Она забеспокоилась. В голову полезли самые нелепые мысли. В письме сообщалось, что особняк Ивана Головнина, завещанный госпоже Видовой, ее мужем Олегом Сикорским, должен принадлежать городу Парижу, так как не имеется достаточных доказательств на право собственности указанной недвижимости госпожой Видовой. Указанный объект является национальным достоянием Республики Франция. Данный пункт завещания будет опротестован в соответствии с международным правом. Госпожа Видова может в течение 90 дней опротестовать данное заявление.

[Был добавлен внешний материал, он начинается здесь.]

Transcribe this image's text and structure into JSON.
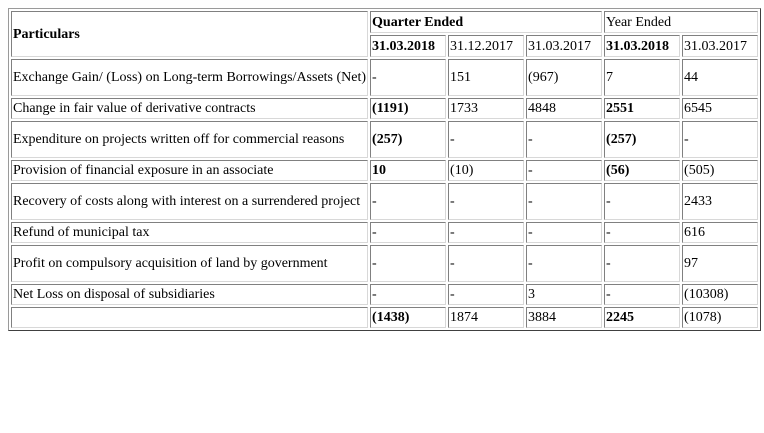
{
  "header": {
    "particulars": "Particulars",
    "quarter_ended": "Quarter Ended",
    "year_ended": "Year Ended",
    "dates": [
      "31.03.2018",
      "31.12.2017",
      "31.03.2017",
      "31.03.2018",
      "31.03.2017"
    ]
  },
  "rows": [
    {
      "label": "Exchange Gain/ (Loss) on Long-term Borrowings/Assets (Net)",
      "values": [
        "-",
        "151",
        "(967)",
        "7",
        "44"
      ]
    },
    {
      "label": "Change in fair value of derivative contracts",
      "values": [
        "(1191)",
        "1733",
        "4848",
        "2551",
        "6545"
      ]
    },
    {
      "label": "Expenditure on projects written off for commercial reasons",
      "values": [
        "(257)",
        "-",
        "-",
        "(257)",
        "-"
      ]
    },
    {
      "label": "Provision of financial exposure in an associate",
      "values": [
        "10",
        "(10)",
        "-",
        "(56)",
        "(505)"
      ]
    },
    {
      "label": "Recovery of costs along with interest on a surrendered project",
      "values": [
        "-",
        "-",
        "-",
        "-",
        "2433"
      ]
    },
    {
      "label": "Refund of municipal tax",
      "values": [
        "-",
        "-",
        "-",
        "-",
        "616"
      ]
    },
    {
      "label": "Profit on compulsory acquisition of land by government",
      "values": [
        "-",
        "-",
        "-",
        "-",
        "97"
      ]
    },
    {
      "label": "Net Loss on disposal of subsidiaries",
      "values": [
        "-",
        "-",
        "3",
        "-",
        "(10308)"
      ]
    }
  ],
  "total": {
    "label": "",
    "values": [
      "(1438)",
      "1874",
      "3884",
      "2245",
      "(1078)"
    ]
  }
}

Татьяна Петровна сначала вообще ничего не поняла. Какой еще особняк? В завещании речь шла о доме в Барвихине, она сосредоточилась только на этом пункте, возможно, про Париж она от волнения просто прослушала. Она вспомнила! Сикорский, когда передавал ей архивы «Голдин леди», рассказал веселую историю, как он добывал в Париже дневник графини Дарьи. Оказывается, особняк Ивана Головнина тоже принадлежал ему! Почему французы не признали ее права на наследство? Жалко стало? Надо звонить Загоскину, пусть разбирается.

Татьяна Петровна положила голову на подушку и прикрыла глаза. Нет, она не спала, она даже не задремала. Просто лежала с закрытыми глазами и ни о чем не думала. За окном завывала, свистела, бушевала метель. По телевизору показали репортаж из аэропортов Москвы, все взлеты и посадки временно прекращены. Лютый февраль сулил одни неприятности и проблемы.